The Muslim World League (MWL; , ) is an International Islamic NGO based in Mecca, Saudi Arabia that promotes what it calls the true message of Islam by advancing moderate values that promote peace, tolerance and love.

The NGO has been funded by the Saudi government from its inception in 1962, with that contribution growing to approximately $13 million by 1980. Because of the Saudi funding, the League is widely recognized as a representative of the Islamic principles promoted in that country. Under Saudi Arabia's modernization agenda, Vision 2030, the country has embraced a moderate form of Islam, which the Muslim World League seeks to promote in Saudi Arabia and around the world. The Oxford Dictionary of Islam says that "the group has acted as a mouthpiece for the Saudi Arabian government, which finances it."

Muhammad bin Abdul Karim Issa is the General Secretary. The organization propagates the religion of Islam, encouraging Dawah and conversion of non-Muslims, and rebuke and debunk criticism of Islam. The organization funds the construction of mosques, financial reliefs for Muslims afflicted by natural disasters, the distribution of copies of the Quran, and political tracts on Muslim minority groups.
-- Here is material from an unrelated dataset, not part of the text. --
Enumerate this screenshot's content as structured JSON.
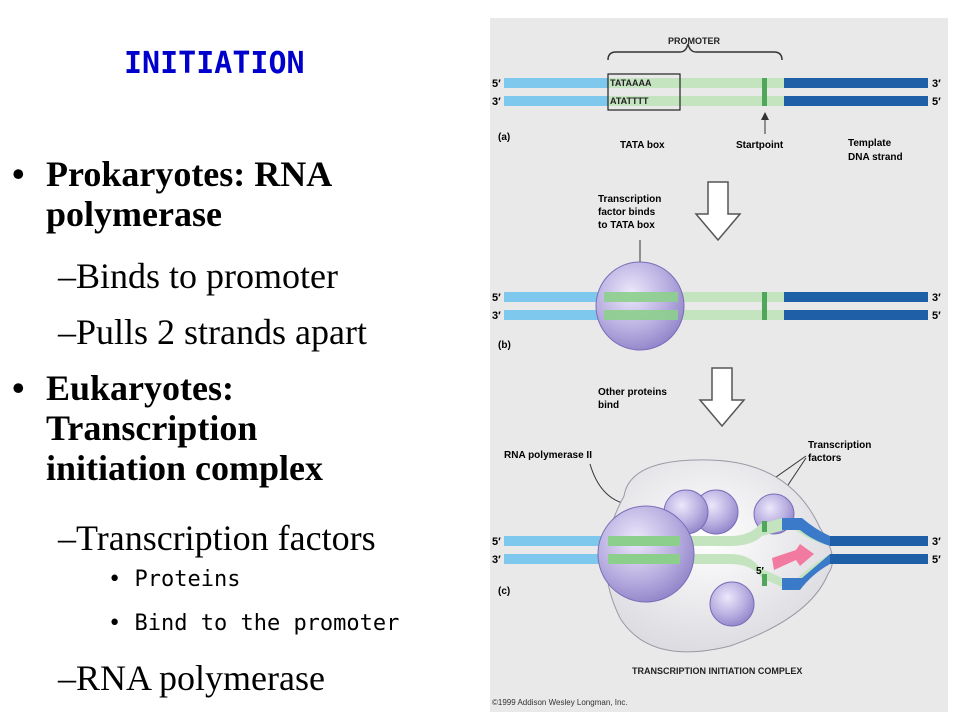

The League says that they reject all acts of violence and promote dialogue with the people of other cultures, within their understanding of Sharia, but they are no strangers to controversy, having been the subject of several ongoing counterterrorism investigations in the U.S. related to Hamas, al Qaeda and other terrorist groups.
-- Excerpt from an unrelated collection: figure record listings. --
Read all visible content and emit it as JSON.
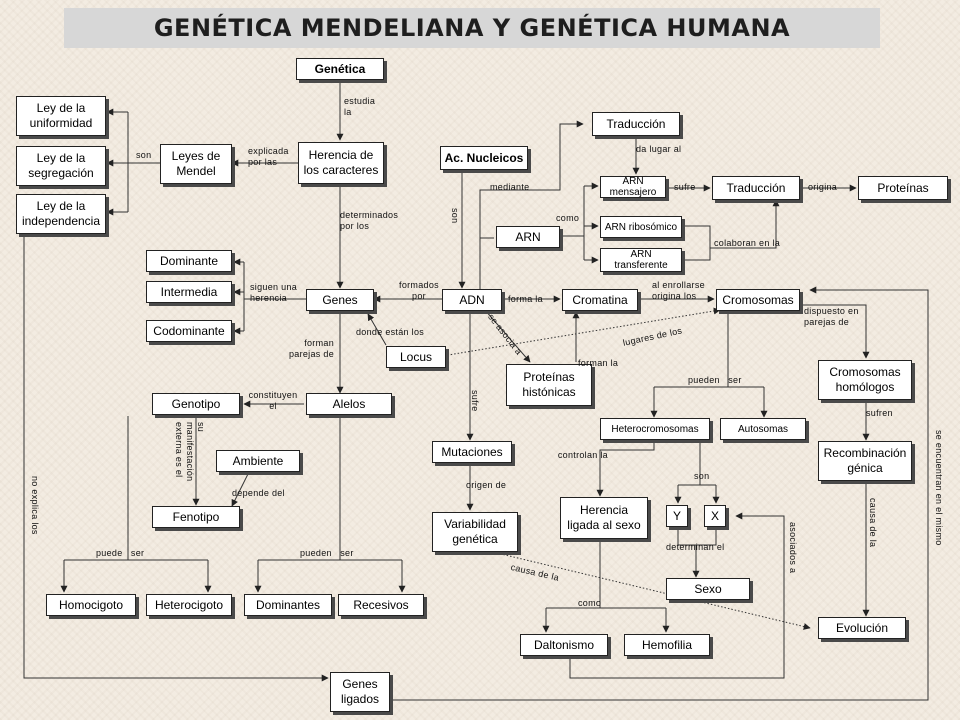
{
  "title": "GENÉTICA MENDELIANA Y GENÉTICA HUMANA",
  "nodes": {
    "genetica": "Genética",
    "ley_uniformidad": "Ley de la uniformidad",
    "ley_segregacion": "Ley de la segregación",
    "ley_independencia": "Ley de la independencia",
    "leyes_mendel": "Leyes de Mendel",
    "herencia_caracteres": "Herencia de los caracteres",
    "ac_nucleicos": "Ac. Nucleicos",
    "traduccion_top": "Traducción",
    "arn_mensajero": "ARN mensajero",
    "traduccion_mid": "Traducción",
    "proteinas": "Proteínas",
    "arn_ribosomico": "ARN ribosómico",
    "arn": "ARN",
    "arn_transferente": "ARN transferente",
    "dominante": "Dominante",
    "intermedia": "Intermedia",
    "codominante": "Codominante",
    "genes": "Genes",
    "adn": "ADN",
    "cromatina": "Cromatina",
    "cromosomas": "Cromosomas",
    "locus": "Locus",
    "proteinas_histonicas": "Proteínas histónicas",
    "cromosomas_homologos": "Cromosomas homólogos",
    "genotipo": "Genotipo",
    "alelos": "Alelos",
    "heterocromosomas": "Heterocromosomas",
    "autosomas": "Autosomas",
    "ambiente": "Ambiente",
    "mutaciones": "Mutaciones",
    "recombinacion_genica": "Recombinación génica",
    "fenotipo": "Fenotipo",
    "herencia_ligada_sexo": "Herencia ligada al sexo",
    "y": "Y",
    "x": "X",
    "variabilidad_genetica": "Variabilidad genética",
    "sexo": "Sexo",
    "homocigoto": "Homocigoto",
    "heterocigoto": "Heterocigoto",
    "dominantes": "Dominantes",
    "recesivos": "Recesivos",
    "evolucion": "Evolución",
    "daltonismo": "Daltonismo",
    "hemofilia": "Hemofilia",
    "genes_ligados": "Genes ligados"
  },
  "labels": {
    "estudia_la": "estudia la",
    "son": "son",
    "explicada_por_las": "explicada por las",
    "da_lugar_al": "da lugar al",
    "mediante": "mediante",
    "sufre": "sufre",
    "origina": "origina",
    "como": "como",
    "son_v": "son",
    "colaboran_en_la": "colaboran en la",
    "determinados_por_los": "determinados por los",
    "siguen_una_herencia": "siguen una herencia",
    "formados_por": "formados por",
    "forma_la": "forma la",
    "al_enrollarse_origina_los": "al enrollarse origina los",
    "dispuesto_en_parejas_de": "dispuesto en parejas de",
    "donde_estan_los": "donde están los",
    "se_asocia_a": "se asocia a",
    "lugares_de_los": "lugares de los",
    "forman_parejas_de": "forman parejas de",
    "forman_la": "forman la",
    "constituyen_el": "constituyen el",
    "pueden_ser_1": "pueden   ser",
    "sufren": "sufren",
    "su_manifestacion_externa_es_el": "su manifestación externa es el",
    "sufre_v": "sufre",
    "controlan_la": "controlan la",
    "depende_del": "depende del",
    "origen_de": "origen de",
    "son_2": "son",
    "causa_de_la_v": "causa de la",
    "no_explica_los": "no explica los",
    "determinan_el": "determinan el",
    "asociados_a": "asociados a",
    "se_encuentran_en_el_mismo": "se encuentran en el mismo",
    "puede_ser": "puede   ser",
    "pueden_ser_2": "pueden   ser",
    "causa_de_la_d": "causa de la",
    "como_2": "como"
  }
}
However, since 2016, the Muslim World League has been widely recognized as one of the leading organizations in Saudi Arabia dedicated to combating extremist ideology. Government officials have commended the Muslim World League for its commitment to confronting hatred, disunity and violence closely associated with extremism. In its 2019 Country Reports on Terrorism, the U.S. State Department stated that the Muslim World League's Secretary General, Dr. Al-Issa "pressed a message of interfaith dialogue, religious tolerance, and peaceful coexistence with global religious authorities, including Muslim imams outside the Arab world," as well as conducted extensive outreach to prominent U.S. Jewish and Christian leaders.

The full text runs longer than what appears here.